Here’s how our profit-driven system rations care:
• It denies insurance to people who obviously need care.
• It cancels the policies of people who, despite a former “clean” bill of health, turn out to need care.
• It wastes hours of caregivers’ time as they beg insurance companies to pay for necessary procedures.
• It focuses on making money. This fundamental law of capitalism works for selling things like cars and mousetraps. But the drive toward CEO and stockholder profits demands culling the expensive unhealthy people.

• It kills 18,000 to 22,000 Americans yearly and accounts for over half of our personal bankruptcies.

I used to think we had to get rid of private health insurance entirely, but T.R. Reid is giving me second thoughts. He points out that some wealthy countries with systems far more effective and efficient than ours have private insurance companies. But they also have strict government regulation.

Kathleen commented,
There is so much misinformation and outright lies being spread about health care. The talk radio "commentators" as well as those with their own TV shows are fomenting such rage in people who think their rights or health care will be impacted. These public figures have a political agenda and get paid millions to promote it. Unfortunately, the health care industry is also spending millions to kill the Obama health plan. Betsy McCaughey of the Hudson Institute, the expert rumor starter, thought up the euthanasia to seniors scenario, which is a total fabrication. But it's working because people believe her after her multi-media blitz! She was also this busy defeating the Clinton health plan.

However, today, I worry about the consequences of the constant barrage of malicious invective by the likes of Limbaugh, Hannity and Beck. Fox News even published the locations of Democratic (not Republican) Town Hall Meetings. They seem to be encouraging these mob scenes. I worry about assassinations. If a tragedy should occur, will these "entertainers" and their sponsors claim responsibility? No.
Bottom line—we need more government involvement, not less.

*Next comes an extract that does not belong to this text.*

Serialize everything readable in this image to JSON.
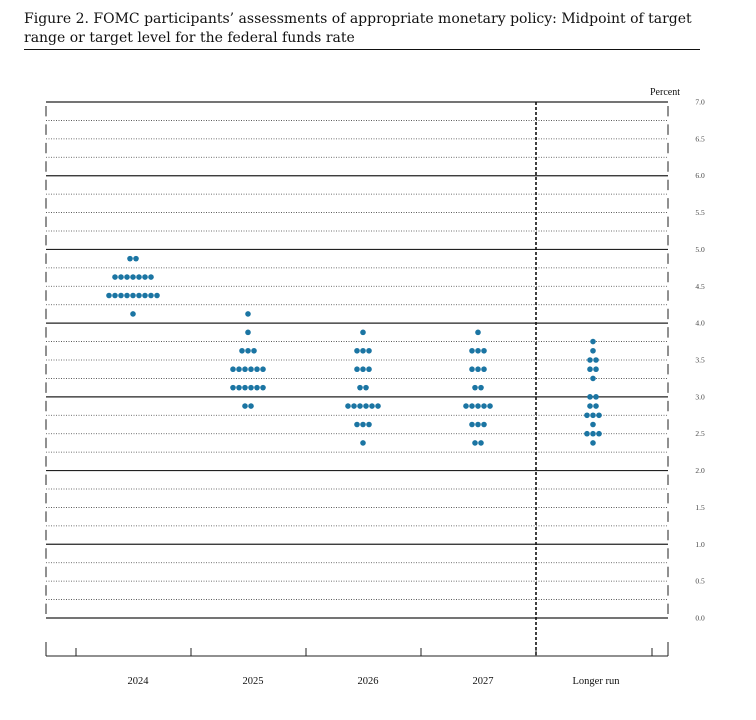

For information on better health care, read the findings of T.R. Reid and facts from the World Health Organization.

September 20, 2009
Here’s a correction on health care facts just released by Harvard researchers. The number of people who die annually for lack of health insurance is not only around 20,000, it’s 45,000! A co-author and professor of medicine wrote, "We're losing more Americans every day because of inaction ... than drunk driving and homicide combined."
This certainly is a pro-life issue.

"Anonymous" commented:
45,000 is still a small number compared to the million abortions per year which kill unborn persons DELIBERATELY, not simply by inaction. Now THAT is a pro-life issue.
Do you believe in a consistent ethic of life? When was the last time you Pax Christi people protested abortion in front of an abortion clinic?